7. File infector virus: This common virus inserts malicious code into executable files — files used to perform certain functions or operations on a system.

8. Multipartite virus: This virus infects and spreads in multiple ways. It can infect both program files and system sectors.

9. Macro Virus: Macro viruses are written in the same macro language used for software applications. Such viruses spread when you open an infected document, often through email attachments.

10. Overwrite Virus: This virus deletes all the files that it infects and spreads through emails.

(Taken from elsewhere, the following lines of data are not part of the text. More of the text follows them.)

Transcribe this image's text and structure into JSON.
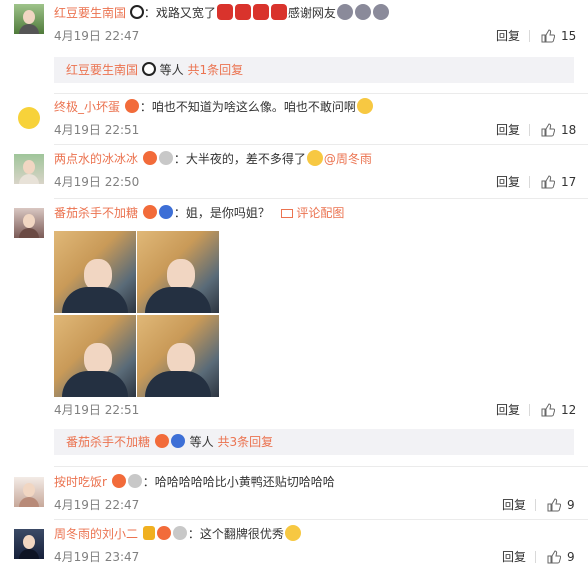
{
  "comments": [
    {
      "user": "红豆要生南国",
      "text": "：戏路又宽了",
      "text2": "感谢网友",
      "time": "4月19日 22:47",
      "reply": "回复",
      "likes": "15",
      "sub": {
        "user": "红豆要生南国",
        "suffix": "等人",
        "count": "共1条回复"
      }
    },
    {
      "user": "终极_小坏蛋",
      "text": "：咱也不知道为啥这么像。咱也不敢问啊",
      "time": "4月19日 22:51",
      "reply": "回复",
      "likes": "18"
    },
    {
      "user": "两点水的冰冰冰",
      "text": "：大半夜的，差不多得了",
      "mention": "@周冬雨",
      "time": "4月19日 22:50",
      "reply": "回复",
      "likes": "17"
    },
    {
      "user": "番茄杀手不加糖",
      "text": "：姐，是你吗姐？",
      "pic_link": "评论配图",
      "time": "4月19日 22:51",
      "reply": "回复",
      "likes": "12",
      "sub": {
        "user": "番茄杀手不加糖",
        "suffix": "等人",
        "count": "共3条回复"
      }
    },
    {
      "user": "按时吃饭r",
      "text": "：哈哈哈哈哈比小黄鸭还贴切哈哈哈",
      "time": "4月19日 22:47",
      "reply": "回复",
      "likes": "9"
    },
    {
      "user": "周冬雨的刘小二",
      "text": "：这个翻牌很优秀",
      "time": "4月19日 23:47",
      "reply": "回复",
      "likes": "9"
    }
  ],
  "icons": {
    "like": "thumbs-up-icon",
    "pic": "image-icon",
    "accent": "#eb7350"
  }
}
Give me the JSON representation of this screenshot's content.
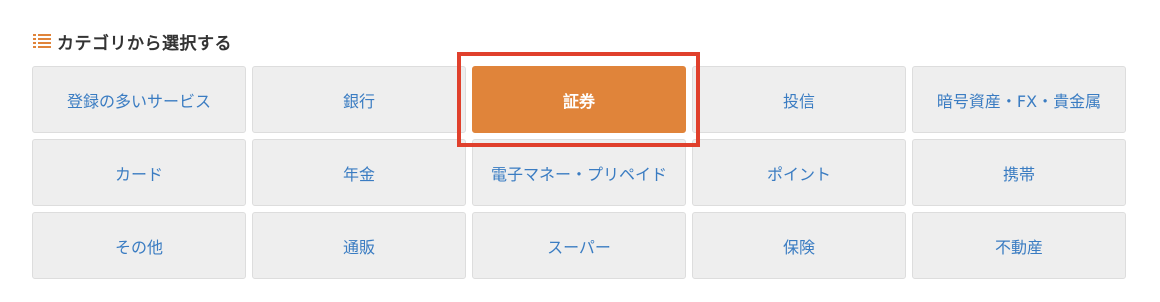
{
  "section": {
    "title": "カテゴリから選択する",
    "icon": "list-icon"
  },
  "categories": [
    {
      "label": "登録の多いサービス",
      "selected": false
    },
    {
      "label": "銀行",
      "selected": false
    },
    {
      "label": "証券",
      "selected": true
    },
    {
      "label": "投信",
      "selected": false
    },
    {
      "label": "暗号資産・FX・貴金属",
      "selected": false
    },
    {
      "label": "カード",
      "selected": false
    },
    {
      "label": "年金",
      "selected": false
    },
    {
      "label": "電子マネー・プリペイド",
      "selected": false
    },
    {
      "label": "ポイント",
      "selected": false
    },
    {
      "label": "携帯",
      "selected": false
    },
    {
      "label": "その他",
      "selected": false
    },
    {
      "label": "通販",
      "selected": false
    },
    {
      "label": "スーパー",
      "selected": false
    },
    {
      "label": "保険",
      "selected": false
    },
    {
      "label": "不動産",
      "selected": false
    }
  ],
  "colors": {
    "accent": "#e0843a",
    "link": "#3a7cc2",
    "tile_bg": "#eeeeee",
    "highlight_border": "#e0402c"
  }
}
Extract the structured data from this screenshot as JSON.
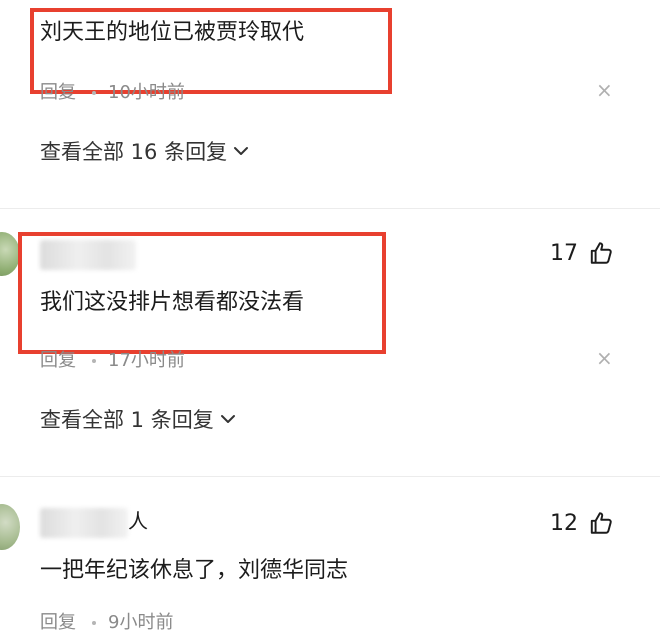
{
  "comments": [
    {
      "text": "刘天王的地位已被贾玲取代",
      "reply_label": "回复",
      "time": "10小时前",
      "view_replies": "查看全部 16 条回复",
      "close_glyph": "×"
    },
    {
      "likes": "17",
      "text": "我们这没排片想看都没法看",
      "reply_label": "回复",
      "time": "17小时前",
      "view_replies": "查看全部 1 条回复",
      "close_glyph": "×"
    },
    {
      "username_suffix": "人",
      "likes": "12",
      "text": "一把年纪该休息了，刘德华同志",
      "reply_label": "回复",
      "time": "9小时前"
    }
  ],
  "colors": {
    "highlight_box": "#e8402f",
    "meta_text": "#8a8a8a",
    "avatar_green": "#9bbf7a"
  },
  "icons": {
    "like": "thumbs-up-icon",
    "expand": "chevron-down-icon",
    "dismiss": "close-icon"
  }
}
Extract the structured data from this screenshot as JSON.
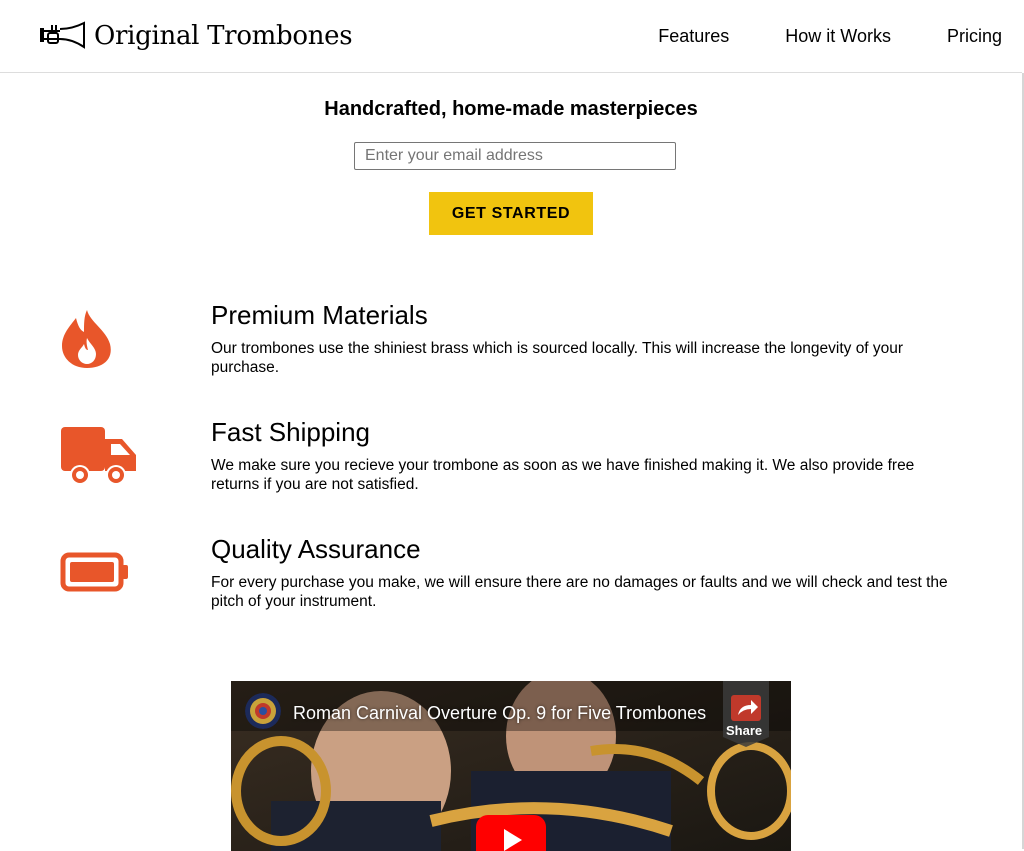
{
  "brand": {
    "name": "Original Trombones",
    "logo_icon": "trumpet-icon"
  },
  "nav": {
    "items": [
      {
        "label": "Features"
      },
      {
        "label": "How it Works"
      },
      {
        "label": "Pricing"
      }
    ]
  },
  "hero": {
    "title": "Handcrafted, home-made masterpieces",
    "email_placeholder": "Enter your email address",
    "cta_label": "GET STARTED"
  },
  "features": [
    {
      "icon": "fire-icon",
      "title": "Premium Materials",
      "description": "Our trombones use the shiniest brass which is sourced locally. This will increase the longevity of your purchase."
    },
    {
      "icon": "truck-icon",
      "title": "Fast Shipping",
      "description": "We make sure you recieve your trombone as soon as we have finished making it. We also provide free returns if you are not satisfied."
    },
    {
      "icon": "battery-icon",
      "title": "Quality Assurance",
      "description": "For every purchase you make, we will ensure there are no damages or faults and we will check and test the pitch of your instrument."
    }
  ],
  "video": {
    "title": "Roman Carnival Overture Op. 9 for Five Trombones",
    "share_label": "Share"
  },
  "colors": {
    "accent": "#f1c40f",
    "icon": "#e8562a"
  }
}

11. Spacefiller Virus: Also known as “Cavity Viruses”, this virus fills up the empty spaces between the code and hence does not cause any damage to the file.

Ans 2 :

Malware Attack :

• A malware attack is when attackers create malicious software that is installed on users’ devices without their knowledge to gain access to personal information or to damage the device, usually for financial gain.
• Exploit kits are malicious toolkits that attackers use to search for software vulnerabilities on a target’s computer or mobile device.
• Malicious websites and drive-by-downloads: A drive-by-download is a download that occurs when a user visits a malicious website that is hosting an exploit kit for malware attacks.
• Malvertising: Malvertising is a type of malware attack that can display unwanted advertisements or content on your screen when you browse the web.
• Man-in-the-middle attack: All an attacker needs to do is inject malware into the computer, which will then install itself into the browser without the user’s knowledge. The malware will then record the data that is being sent between the victim and specifically targeted websites.
• Social engineering and malware attacks: Social engineering involves the manipulation of human emotions. The goal is to trick the user into downloading malware or clicking a link to a compromised website that hosts the malware. The link will then lead the user to a copy of the legitimate website, in the hope that the user will enter their credentials for the site so they can be taken by the attacker.

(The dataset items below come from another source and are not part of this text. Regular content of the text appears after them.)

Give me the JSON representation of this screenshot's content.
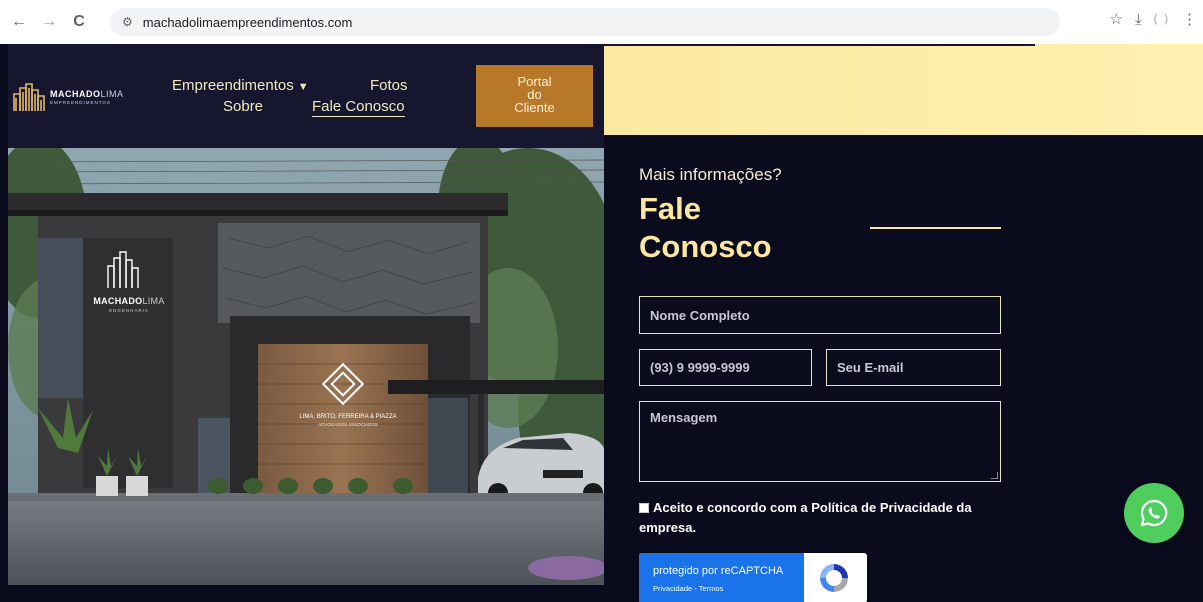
{
  "browser": {
    "back_icon": "←",
    "forward_icon": "→",
    "reload_icon": "C",
    "site_settings_icon": "⚙",
    "url": "machadolimaempreendimentos.com",
    "bookmark_icon": "☆",
    "download_icon": "⤓",
    "extension_text": "( )",
    "menu_icon": "⋮"
  },
  "header": {
    "logo": {
      "brand_bold": "MACHADO",
      "brand_thin": "LIMA",
      "sub": "EMPREENDIMENTOS"
    },
    "menu": {
      "empreendimentos": "Empreendimentos",
      "fotos": "Fotos",
      "sobre": "Sobre",
      "fale_conosco": "Fale Conosco"
    },
    "caret_icon": "▼",
    "portal": {
      "line1": "Portal",
      "line2": "do",
      "line3": "Cliente"
    }
  },
  "hero": {
    "sign_brand_bold": "MACHADO",
    "sign_brand_thin": "LIMA",
    "sign_sub": "ENGENHARIA",
    "office_line1": "LIMA, BRITO, FERREIRA & PIAZZA",
    "office_line2": "ADVOGADOS ASSOCIADOS"
  },
  "form": {
    "pre_title": "Mais informações?",
    "title_line1": "Fale",
    "title_line2": "Conosco",
    "name_placeholder": "Nome Completo",
    "phone_placeholder": "(93) 9 9999-9999",
    "email_placeholder": "Seu E-mail",
    "message_placeholder": "Mensagem",
    "consent_text": "Aceito e concordo com a Política de Privacidade da empresa.",
    "consent_checked": false
  },
  "recaptcha": {
    "title": "protegido por reCAPTCHA",
    "links": "Privacidade - Termos"
  },
  "colors": {
    "gold": "#fbe79f",
    "header_bg": "#16162f",
    "page_bg": "#0a0b1c",
    "portal_btn": "#b8782a",
    "whatsapp": "#4fce5d"
  }
}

Example for real Scenario :​​​​​​​

• As Coronavirus disease is going on, cyber-attacks have used its fear as a method of exploitation.
• CovidLock is a malware application for android mobiles.
• It infects the victim's mobile by malicious files by promising te user to give him/her information about Corona Disease.
• Once it is installed, it denies the user from accessing data.
• To take access, you have to a ransom of 100 dollars.   

Virus Attack :

• A computer virus operates in two ways.
• The first type, as soon as it lands on a new computer, it begins to replicate itself.
• The second type plays dead until the triggered kick starts the malicious code. In other words, the infected program needs to run to be executed. Therefore, it is highly significant to stay shielded by installing a robust antivirus program.
• It affects files by altering data on file, stealing passwords, deleting files, inserting its code in software which leads to frequent crashes.
• The file whose code is altered by the virus is known as an infected file. If this file is moved inside the system or any other system it helps to spread the virus in the system.

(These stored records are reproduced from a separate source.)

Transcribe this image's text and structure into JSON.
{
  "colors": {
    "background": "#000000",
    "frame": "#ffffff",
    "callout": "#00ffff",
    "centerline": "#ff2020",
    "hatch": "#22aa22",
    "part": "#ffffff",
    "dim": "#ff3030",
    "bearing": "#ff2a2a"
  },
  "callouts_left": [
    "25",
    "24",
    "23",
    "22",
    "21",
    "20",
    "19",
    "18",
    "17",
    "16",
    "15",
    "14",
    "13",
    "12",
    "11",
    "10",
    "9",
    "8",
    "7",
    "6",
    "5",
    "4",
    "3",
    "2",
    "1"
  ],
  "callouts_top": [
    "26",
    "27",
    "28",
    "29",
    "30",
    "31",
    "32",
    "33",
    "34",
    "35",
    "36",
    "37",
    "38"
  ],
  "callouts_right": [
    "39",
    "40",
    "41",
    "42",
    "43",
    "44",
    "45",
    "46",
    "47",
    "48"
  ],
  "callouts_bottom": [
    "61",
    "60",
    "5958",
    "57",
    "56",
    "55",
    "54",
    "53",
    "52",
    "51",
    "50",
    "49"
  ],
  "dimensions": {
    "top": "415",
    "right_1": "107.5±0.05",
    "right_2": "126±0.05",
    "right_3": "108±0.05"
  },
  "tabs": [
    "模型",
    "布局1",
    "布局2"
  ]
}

Example for real Scenario :

• One of the most famous viruses is Melissa created by David Smith.
• It is initially masked as an infected Microsoft Word document.
• Once you download it and try to open it, this virus sends itself to 50 people in your address book by creating a lot of email traffic.
• This virus caused about $80 million worth of damages.

Ans 3 :

Approaches against Viruses and Malware :

• We can either remove the virus manually or installing an antivirus system, anti spyware system, and a firewall.
• we can avoid clicking on pop-up ads.
• Before downloading any file, we should always scan the files
• We can install adware protection to avoid web scripting viruses.
• Avoiding download of unknown and untrusted email attachments and opening them.
• Avoiding third-party sources as more as possible.
• Especially avoiding Questionable websites as they collect your information for using it in the wrong way.
• Updating your software and operating system regularly on time.
• Deleting messages that you suspect as spam.
• While connecting external peripherals like USB, scan it before use.